Poco tiempo después del juego de Rare, apareció Crash Team Racing (1999), que cogía a los personajes de la exitosa franquicia de Naughty Dog para Playstation. Los mimbres, eran de nuevo, tan similares a Mario Kart que las comparaciones eran inevitables: personajes graciosos, estilo cartoon colorista, ítems de ataque y defensa, turbos en acelerones en el suelo… las similitudes eran tan salvajes que a mí en aquella época me dio por pensar que Nintendo tendría que haber patentado una idea que, en el colmo de los colmos, llegaron a plagiar de manera descarada hasta los de Lucasarts, haciendo una aberración llamada Super Bombad Racing (2001) con personajes cartoon del no menos infame Episodio 1… sin palabras.

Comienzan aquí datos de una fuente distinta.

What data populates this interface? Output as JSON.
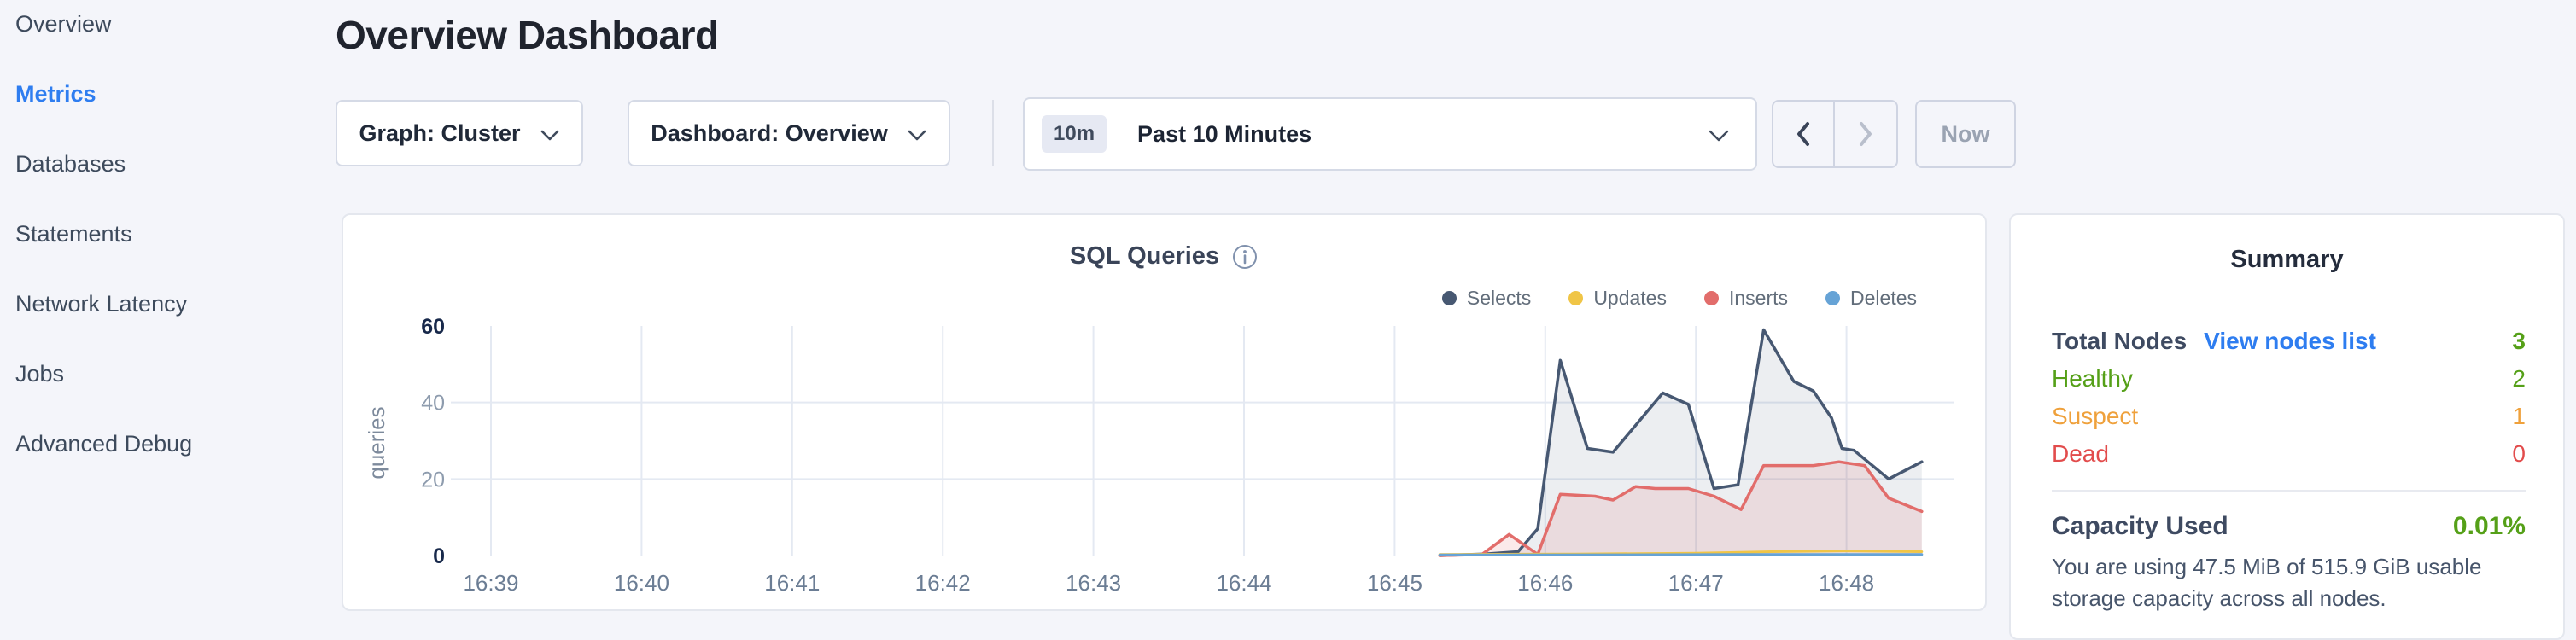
{
  "sidebar": {
    "items": [
      {
        "label": "Overview",
        "active": false
      },
      {
        "label": "Metrics",
        "active": true
      },
      {
        "label": "Databases",
        "active": false
      },
      {
        "label": "Statements",
        "active": false
      },
      {
        "label": "Network Latency",
        "active": false
      },
      {
        "label": "Jobs",
        "active": false
      },
      {
        "label": "Advanced Debug",
        "active": false
      }
    ]
  },
  "header": {
    "title": "Overview Dashboard"
  },
  "controls": {
    "graph_label": "Graph: Cluster",
    "dashboard_label": "Dashboard: Overview",
    "time_badge": "10m",
    "time_label": "Past 10 Minutes",
    "now_label": "Now"
  },
  "chart_data": {
    "type": "area",
    "title": "SQL Queries",
    "ylabel": "queries",
    "ylim": [
      0,
      60
    ],
    "yticks": [
      0,
      20,
      40,
      60
    ],
    "xticks": [
      "16:39",
      "16:40",
      "16:41",
      "16:42",
      "16:43",
      "16:44",
      "16:45",
      "16:46",
      "16:47",
      "16:48"
    ],
    "x_unit": "minutes after 16:39",
    "grid": true,
    "legend_position": "top-right",
    "series": [
      {
        "name": "Selects",
        "color": "#475872",
        "fill": "rgba(71,88,114,0.10)",
        "points": [
          [
            6.3,
            0
          ],
          [
            6.6,
            0.4
          ],
          [
            6.82,
            1
          ],
          [
            6.95,
            7
          ],
          [
            7.1,
            51
          ],
          [
            7.28,
            28
          ],
          [
            7.45,
            27
          ],
          [
            7.78,
            42.5
          ],
          [
            7.95,
            39.5
          ],
          [
            8.12,
            17.5
          ],
          [
            8.28,
            18.5
          ],
          [
            8.45,
            59
          ],
          [
            8.65,
            45.5
          ],
          [
            8.78,
            43
          ],
          [
            8.9,
            36
          ],
          [
            8.97,
            28
          ],
          [
            9.05,
            27.5
          ],
          [
            9.28,
            20
          ],
          [
            9.5,
            24.5
          ]
        ]
      },
      {
        "name": "Updates",
        "color": "#f0c546",
        "fill": null,
        "points": [
          [
            6.3,
            0.3
          ],
          [
            7.2,
            0.4
          ],
          [
            8.0,
            0.6
          ],
          [
            8.5,
            1
          ],
          [
            9.0,
            1.2
          ],
          [
            9.5,
            1
          ]
        ]
      },
      {
        "name": "Inserts",
        "color": "#e26d6b",
        "fill": "rgba(226,109,107,0.14)",
        "points": [
          [
            6.3,
            0
          ],
          [
            6.58,
            0.3
          ],
          [
            6.76,
            5.5
          ],
          [
            6.95,
            0.3
          ],
          [
            7.1,
            16
          ],
          [
            7.33,
            15.5
          ],
          [
            7.45,
            14.5
          ],
          [
            7.6,
            18
          ],
          [
            7.73,
            17.5
          ],
          [
            7.95,
            17.5
          ],
          [
            8.12,
            15.5
          ],
          [
            8.3,
            12
          ],
          [
            8.45,
            23.5
          ],
          [
            8.63,
            23.5
          ],
          [
            8.78,
            23.5
          ],
          [
            8.95,
            24.5
          ],
          [
            9.12,
            23.5
          ],
          [
            9.28,
            15
          ],
          [
            9.5,
            11.5
          ]
        ]
      },
      {
        "name": "Deletes",
        "color": "#66a3d6",
        "fill": null,
        "points": [
          [
            6.3,
            0.15
          ],
          [
            7.5,
            0.2
          ],
          [
            8.5,
            0.3
          ],
          [
            9.5,
            0.3
          ]
        ]
      }
    ]
  },
  "summary": {
    "heading": "Summary",
    "total_nodes": {
      "label": "Total Nodes",
      "link": "View nodes list",
      "value": "3",
      "value_color": "#55a018"
    },
    "statuses": [
      {
        "label": "Healthy",
        "value": "2",
        "color": "#55a018"
      },
      {
        "label": "Suspect",
        "value": "1",
        "color": "#efa13c"
      },
      {
        "label": "Dead",
        "value": "0",
        "color": "#e24c4c"
      }
    ],
    "capacity": {
      "label": "Capacity Used",
      "value": "0.01%",
      "value_color": "#55a018",
      "description": "You are using 47.5 MiB of 515.9 GiB usable storage capacity across all nodes."
    }
  }
}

La lista fue creciendo con el tiempo, con títulos como el intento de Sega con Sonic All Stars Racing (2010) y sus secuelas, Konami con su Konami Krazy Racers (2001), Sony en Modnation Racers (2010), Angry Birds go, Cars 3… La lista es interminable, con todos y cada uno de los juegos siguiendo el mismo patrón de personajes cabezones, carreras en circuitos cerrados con ítems, espíritu arcade.

Ahora, con el lanzamiento de Crash Team Racing Nitro Fueled, que está recibiendo una excelente (y merecida) acogida, surge como siempre la duda de qué pasa con un género que, es evidente, sigue teniendo como principal referente a una Nintendo que a mí, personalmente, con Mario Kart 8 y su versión para Switch me ha convencido de que es realmente complicado superar semejante listón. Por lo poco que he podido jugar al juego de Crash, ni el control es tan fluido, ni los personajes tan carismáticos (ay, ese oso polar…), ni los circuitos tienen el mismo encanto o excelente diseño. Esto no deja de ser un remake, muy respetuoso con el diseño de circuitos del original, por cierto, al que se le notan los años.

Ojalá se atrevan en Beenox, responsables del remake, de hacer un juego completamente de cero, donde se permitan el lujo de incorporar las suficientes novedades como para no seguir considerando este y tantos otros títulos como eternos, e infructuosos, aspirantes al trono de hierro (al verdadero) que ostenta el fontanero y su pandilla.